Çevre ve Şehircilik Bakanı, Sur’da evleri yıkılanlara, isterlerse Mardin ya da İstanbul’dan ev verileceğini müjdeliyordu!
Cerattepe’ye ilişkin ‘bilirkişi’ raporu idi bir diğer konu. Ana muhalefet liderine yönelik kurşunlu tehdide karşı yapılan destek amaçlı eylemler, Kürt illerinden yeni çatışma haberleri, sokakta basit trafik meseleleri yüzünden birbirine acımasızca saldıran, birbirini bıçaklayan insanlar, eşyaları içerdeyken evi inşaat firması tarafından yıkılan kadın v.s devam edip gidiyordu…
Hani daral geldi derler ya! Kapadım televizyonu. Ama huzurum kaçmıştı bir kere.
Başbakan’ın “İstanbul’a bir Boğaz yetmez” sözünü düşündüm uzun süre. Kanal İstanbul Projesi hakkında, Türkiye’nin sayılı oşinograflarından (deniz bilimci), Hacettepe Üniversitesi Öğretim Üyesi Prof. Dr. Cemal Saydam’ın, Çapul TV de yaptığı uzun söyleşiyi anımsadım. Bir kez daha izledim. Şöyle başlıyordu sözlerine: “Uzun yıllardır yaptığımız çalışmalar sonucu, denizlerimizin özelliklerini artık çok iyi biliyoruz. Anadolu yerkürede olabilecek en zıt deniz suları ile çevrilmiştir. Akdeniz’den başlayıp Karadeniz’de biten bir sefer, dünyada olabilecek en zıt deniz koşullarından geçmiş oluyor. Akdeniz denizin çölü; derinlemesine oksijen var fakat besin yok, Karadeniz ise çok besinli ama 100-150 m. derinlikten sonra oksijen yok. Marmara ise bunların doğuştan astımlı çocuğu. Astımlı olduğu için de çok dikkat etmeniz gerekiyor doğal olarak.”
Uzun uzun denizlerimizin özelliklerini anlatan Prof. Dr. Saydam, Kanal İstanbul için; “Hani herkes işini yapsın diyorlar ya, işte bu da benim işim; ben Türkiye’nin neredeyse ilk kimyasal oşinografiyim. Bana bu konuda henüz bir şey soran yetkili olmadı” diyordu.

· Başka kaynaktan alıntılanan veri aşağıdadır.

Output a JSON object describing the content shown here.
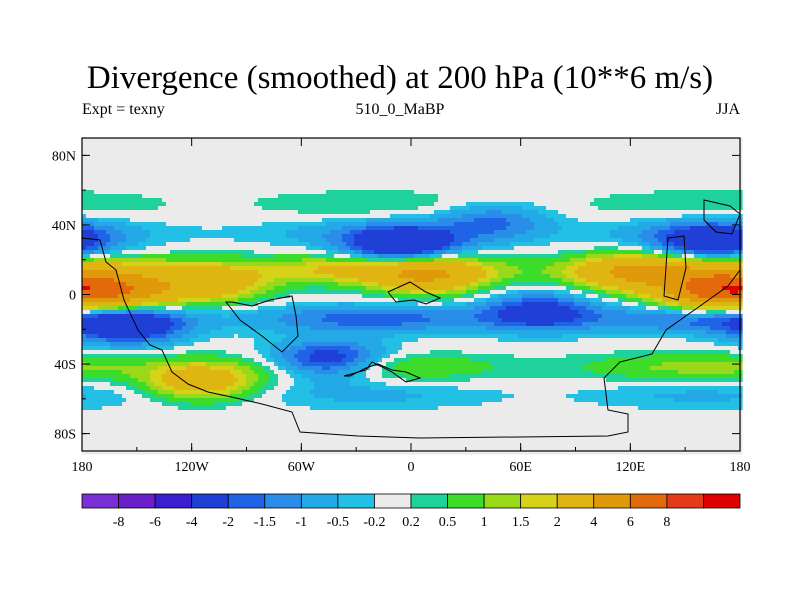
{
  "title": "Divergence (smoothed) at 200 hPa (10**6 m/s)",
  "subtitle_left": "Expt = texny",
  "subtitle_center": "510_0_MaBP",
  "subtitle_right": "JJA",
  "chart_data": {
    "type": "heatmap",
    "title": "Divergence (smoothed) at 200 hPa (10**6 m/s)",
    "xlim": [
      -180,
      180
    ],
    "ylim": [
      -90,
      90
    ],
    "x_ticks": [
      {
        "value": -180,
        "label": "180"
      },
      {
        "value": -120,
        "label": "120W"
      },
      {
        "value": -60,
        "label": "60W"
      },
      {
        "value": 0,
        "label": "0"
      },
      {
        "value": 60,
        "label": "60E"
      },
      {
        "value": 120,
        "label": "120E"
      },
      {
        "value": 180,
        "label": "180"
      }
    ],
    "y_ticks": [
      {
        "value": 80,
        "label": "80N"
      },
      {
        "value": 40,
        "label": "40N"
      },
      {
        "value": 0,
        "label": "0"
      },
      {
        "value": -40,
        "label": "40S"
      },
      {
        "value": -80,
        "label": "80S"
      }
    ],
    "colorbar": {
      "colors": [
        "#7b2fd6",
        "#6a1fc9",
        "#3a1fd0",
        "#1f3fd6",
        "#1f63e6",
        "#2a8ee8",
        "#23a9e6",
        "#22c0e4",
        "#ebebeb",
        "#1fd19a",
        "#3ddc2a",
        "#9ad81a",
        "#d6d21a",
        "#dfb512",
        "#e0990a",
        "#e26a0a",
        "#e6391a",
        "#e00000"
      ],
      "labels": [
        "-8",
        "-6",
        "-4",
        "-2",
        "-1.5",
        "-1",
        "-0.5",
        "-0.2",
        "0.2",
        "0.5",
        "1",
        "1.5",
        "2",
        "4",
        "6",
        "8"
      ]
    },
    "field": {
      "zones": [
        {
          "lat": 52,
          "value": 0.5
        },
        {
          "lat": 35,
          "value": -0.8
        },
        {
          "lat": 14,
          "value": 2.5
        },
        {
          "lat": -14,
          "value": -1.8
        },
        {
          "lat": -42,
          "value": 1.2
        },
        {
          "lat": -58,
          "value": -0.6
        }
      ],
      "blobs": [
        {
          "lon": -160,
          "lat": 2,
          "value": 5
        },
        {
          "lon": -110,
          "lat": 6,
          "value": 3
        },
        {
          "lon": 10,
          "lat": 10,
          "value": 3
        },
        {
          "lon": 120,
          "lat": 12,
          "value": 3
        },
        {
          "lon": 165,
          "lat": 2,
          "value": 6
        },
        {
          "lon": -155,
          "lat": -18,
          "value": -3
        },
        {
          "lon": -45,
          "lat": -38,
          "value": -3
        },
        {
          "lon": -5,
          "lat": 28,
          "value": -3.5
        },
        {
          "lon": 70,
          "lat": -10,
          "value": -2.5
        },
        {
          "lon": 165,
          "lat": 30,
          "value": -3
        },
        {
          "lon": -115,
          "lat": -50,
          "value": 3
        },
        {
          "lon": 45,
          "lat": 42,
          "value": -1.5
        }
      ]
    }
  }
}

Özet olarak söylemek gerekirse, şöyle bitirdi konuşmasını:
“İkinci bir Boğaz geçişi yapılırsa, tüm Marmara’nın etrafı ve tüm İstanbul er veya geç, ama mutlaka, hidrojen sülfür (çürük yumurta kokusu) ile kaplanır. Eskiden Haliç ve İzmir Bayraklı’dan geçerken duyduğunuz koku gibi. Kanal İstanbul Projesi rafa kaldırılmamalı; kesinlikle unutulmalı.”

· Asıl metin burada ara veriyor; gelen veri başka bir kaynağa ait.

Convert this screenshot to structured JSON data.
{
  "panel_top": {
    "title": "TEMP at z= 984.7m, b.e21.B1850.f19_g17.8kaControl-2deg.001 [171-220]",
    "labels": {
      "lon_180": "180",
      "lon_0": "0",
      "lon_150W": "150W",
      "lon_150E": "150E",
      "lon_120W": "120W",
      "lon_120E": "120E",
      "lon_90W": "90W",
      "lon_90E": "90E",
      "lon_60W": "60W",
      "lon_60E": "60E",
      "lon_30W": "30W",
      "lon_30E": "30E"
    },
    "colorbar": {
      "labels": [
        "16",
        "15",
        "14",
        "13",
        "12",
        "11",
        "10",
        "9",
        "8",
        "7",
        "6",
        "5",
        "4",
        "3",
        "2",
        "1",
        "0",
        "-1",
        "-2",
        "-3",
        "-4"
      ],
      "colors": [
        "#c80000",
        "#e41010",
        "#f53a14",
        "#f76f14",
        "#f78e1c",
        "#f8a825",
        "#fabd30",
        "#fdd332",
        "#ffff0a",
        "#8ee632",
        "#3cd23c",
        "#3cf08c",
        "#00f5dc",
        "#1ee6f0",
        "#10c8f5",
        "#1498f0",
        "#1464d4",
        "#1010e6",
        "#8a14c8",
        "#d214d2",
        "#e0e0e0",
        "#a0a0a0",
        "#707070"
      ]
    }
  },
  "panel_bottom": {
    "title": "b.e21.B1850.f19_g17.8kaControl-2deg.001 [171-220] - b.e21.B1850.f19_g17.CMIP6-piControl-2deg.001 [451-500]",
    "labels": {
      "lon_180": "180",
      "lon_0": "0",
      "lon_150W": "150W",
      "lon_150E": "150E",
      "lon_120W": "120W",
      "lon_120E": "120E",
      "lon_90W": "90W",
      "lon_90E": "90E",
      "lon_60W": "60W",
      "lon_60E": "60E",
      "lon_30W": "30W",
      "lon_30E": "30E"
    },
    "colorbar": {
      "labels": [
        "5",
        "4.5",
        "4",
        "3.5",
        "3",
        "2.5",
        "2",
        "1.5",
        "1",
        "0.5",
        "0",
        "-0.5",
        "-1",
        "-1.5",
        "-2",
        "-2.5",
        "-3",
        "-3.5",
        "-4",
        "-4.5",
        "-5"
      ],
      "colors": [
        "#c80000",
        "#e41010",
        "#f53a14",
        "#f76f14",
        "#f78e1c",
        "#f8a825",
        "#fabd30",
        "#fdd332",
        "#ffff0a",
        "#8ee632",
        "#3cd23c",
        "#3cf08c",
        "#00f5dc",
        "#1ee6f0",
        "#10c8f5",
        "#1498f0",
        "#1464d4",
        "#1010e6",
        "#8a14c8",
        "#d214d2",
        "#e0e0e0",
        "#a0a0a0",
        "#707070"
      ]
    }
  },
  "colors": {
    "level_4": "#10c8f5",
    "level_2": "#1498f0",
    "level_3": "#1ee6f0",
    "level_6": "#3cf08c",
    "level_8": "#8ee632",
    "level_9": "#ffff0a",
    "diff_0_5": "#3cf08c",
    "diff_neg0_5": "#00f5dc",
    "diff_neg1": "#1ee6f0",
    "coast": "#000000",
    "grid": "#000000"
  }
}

Böyle akıldışı projeleri bilimsel açıdan eleştirmeye çalışmak da ayrı bir zulüm. Ama zorunlu, yapacak başka bir şey yok. Projenin diğer birçok sakıncasını daha önce yazmıştık. Gündem hızla değiştiği için diğer konulara da kısaca değinelim. Hepsi birbirinden çılgınca. Her gün yazsan yetişemezsin.

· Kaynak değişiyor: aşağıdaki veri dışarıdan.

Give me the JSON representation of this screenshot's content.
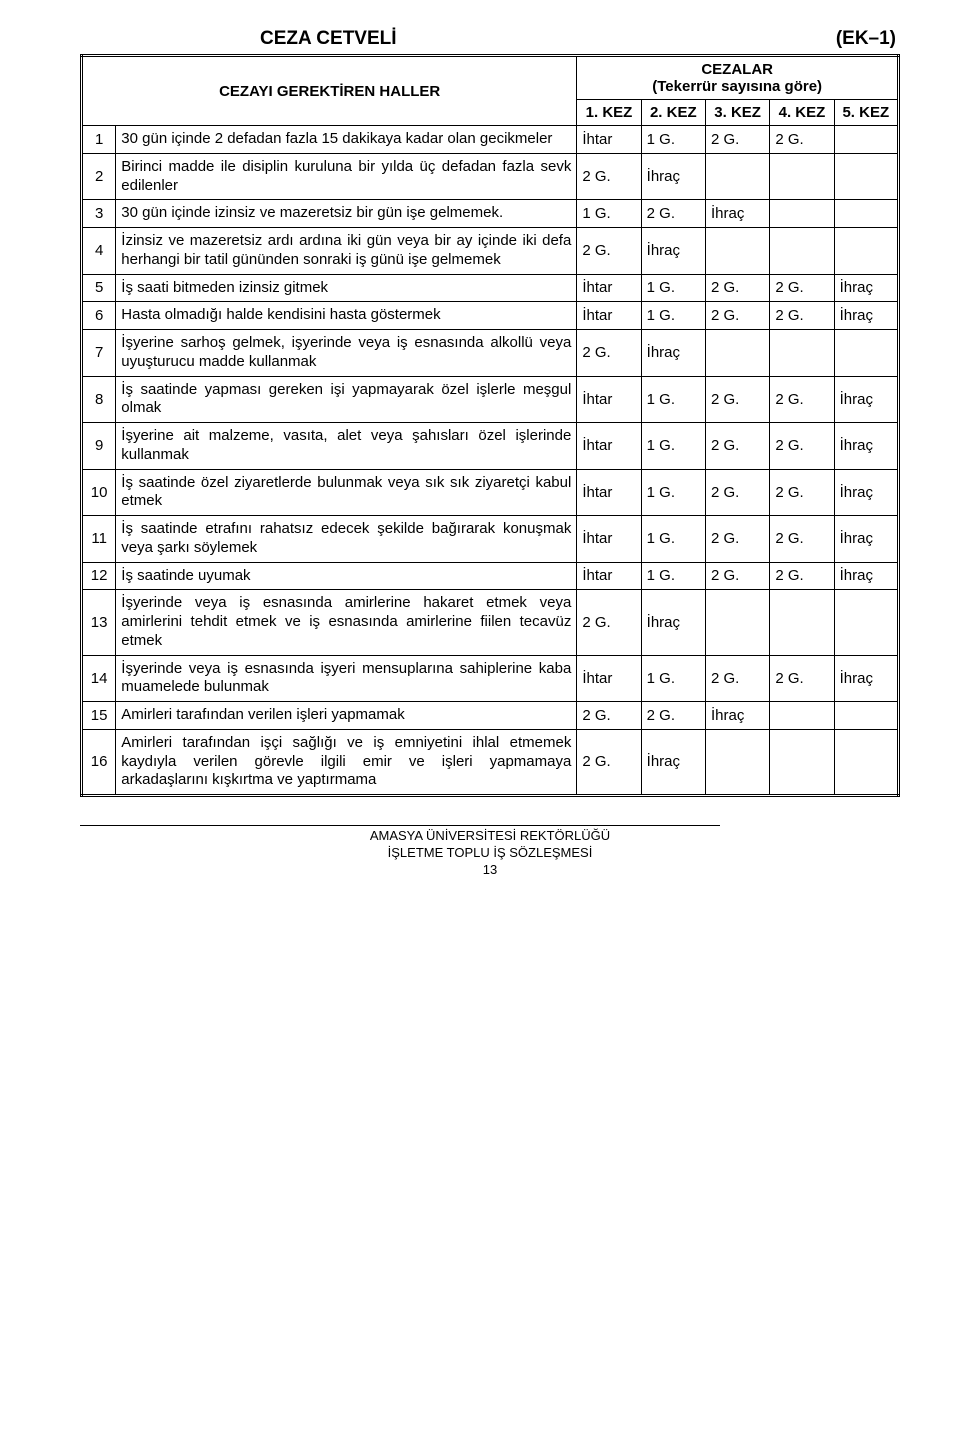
{
  "title_left": "CEZA CETVELİ",
  "title_right": "(EK–1)",
  "header_offenses": "CEZAYI GEREKTİREN HALLER",
  "header_penalties": "CEZALAR",
  "header_penalties_sub": "(Tekerrür sayısına göre)",
  "col_labels": [
    "1. KEZ",
    "2. KEZ",
    "3. KEZ",
    "4. KEZ",
    "5. KEZ"
  ],
  "rows": [
    {
      "n": "1",
      "desc": "30 gün içinde 2 defadan fazla 15 dakikaya kadar olan gecikmeler",
      "c": [
        "İhtar",
        "1 G.",
        "2 G.",
        "2 G.",
        ""
      ]
    },
    {
      "n": "2",
      "desc": "Birinci madde ile disiplin kuruluna bir yılda üç defadan fazla sevk edilenler",
      "c": [
        "2 G.",
        "İhraç",
        "",
        "",
        ""
      ]
    },
    {
      "n": "3",
      "desc": "30 gün içinde izinsiz ve mazeretsiz bir gün işe gelmemek.",
      "c": [
        "1 G.",
        "2 G.",
        "İhraç",
        "",
        ""
      ]
    },
    {
      "n": "4",
      "desc": "İzinsiz ve mazeretsiz ardı ardına iki gün veya bir ay içinde iki defa herhangi bir tatil gününden sonraki iş günü işe gelmemek",
      "c": [
        "2 G.",
        "İhraç",
        "",
        "",
        ""
      ]
    },
    {
      "n": "5",
      "desc": "İş saati bitmeden izinsiz gitmek",
      "c": [
        "İhtar",
        "1 G.",
        "2 G.",
        "2 G.",
        "İhraç"
      ]
    },
    {
      "n": "6",
      "desc": "Hasta olmadığı halde kendisini hasta göstermek",
      "c": [
        "İhtar",
        "1 G.",
        "2 G.",
        "2 G.",
        "İhraç"
      ]
    },
    {
      "n": "7",
      "desc": "İşyerine sarhoş gelmek, işyerinde veya iş esnasında alkollü veya uyuşturucu madde kullanmak",
      "c": [
        "2 G.",
        "İhraç",
        "",
        "",
        ""
      ]
    },
    {
      "n": "8",
      "desc": "İş saatinde yapması gereken işi yapmayarak özel işlerle meşgul olmak",
      "c": [
        "İhtar",
        "1 G.",
        "2 G.",
        "2 G.",
        "İhraç"
      ]
    },
    {
      "n": "9",
      "desc": "İşyerine ait malzeme,  vasıta, alet veya şahısları özel işlerinde kullanmak",
      "c": [
        "İhtar",
        "1 G.",
        "2 G.",
        "2 G.",
        "İhraç"
      ]
    },
    {
      "n": "10",
      "desc": "İş saatinde özel ziyaretlerde bulunmak veya sık sık ziyaretçi kabul etmek",
      "c": [
        "İhtar",
        "1 G.",
        "2 G.",
        "2 G.",
        "İhraç"
      ]
    },
    {
      "n": "11",
      "desc": "İş saatinde etrafını rahatsız edecek şekilde bağırarak konuşmak veya şarkı söylemek",
      "c": [
        "İhtar",
        "1 G.",
        "2 G.",
        "2 G.",
        "İhraç"
      ]
    },
    {
      "n": "12",
      "desc": "İş saatinde uyumak",
      "c": [
        "İhtar",
        "1 G.",
        "2 G.",
        "2 G.",
        "İhraç"
      ]
    },
    {
      "n": "13",
      "desc": "İşyerinde veya iş esnasında amirlerine hakaret etmek veya amirlerini tehdit etmek ve iş esnasında amirlerine fiilen tecavüz etmek",
      "c": [
        "2 G.",
        "İhraç",
        "",
        "",
        ""
      ]
    },
    {
      "n": "14",
      "desc": "İşyerinde veya iş esnasında işyeri mensuplarına sahiplerine kaba muamelede bulunmak",
      "c": [
        "İhtar",
        "1 G.",
        "2 G.",
        "2 G.",
        "İhraç"
      ]
    },
    {
      "n": "15",
      "desc": "Amirleri tarafından verilen işleri yapmamak",
      "c": [
        "2 G.",
        "2 G.",
        "İhraç",
        "",
        ""
      ]
    },
    {
      "n": "16",
      "desc": "Amirleri tarafından işçi sağlığı ve iş emniyetini ihlal etmemek kaydıyla verilen görevle ilgili emir ve işleri yapmamaya arkadaşlarını kışkırtma ve yaptırmama",
      "c": [
        "2 G.",
        "İhraç",
        "",
        "",
        ""
      ]
    }
  ],
  "footer_line1": "AMASYA ÜNİVERSİTESİ REKTÖRLÜĞÜ",
  "footer_line2": "İŞLETME TOPLU İŞ SÖZLEŞMESİ",
  "footer_page": "13"
}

Bir önceki Başbakan, Sur’u Toledo gibi yapacağız demişti. Sanırım dil sürçmesiydi. Sonra bir daha bu konudan bahseden olmadı. Belki eski başbakanla birlikte gündemden kalktı. Yeni Çevre ve Şehircilik Bakanının projesi daha maliyetsiz; Sur’da evi, mahallesi yıkılanları gönder Mardin’e, İstanbul’a veya kim nereye isterse. Buralarda ayak altında dolaşmasınlar yeter. Bizim buralarla işimiz var daha!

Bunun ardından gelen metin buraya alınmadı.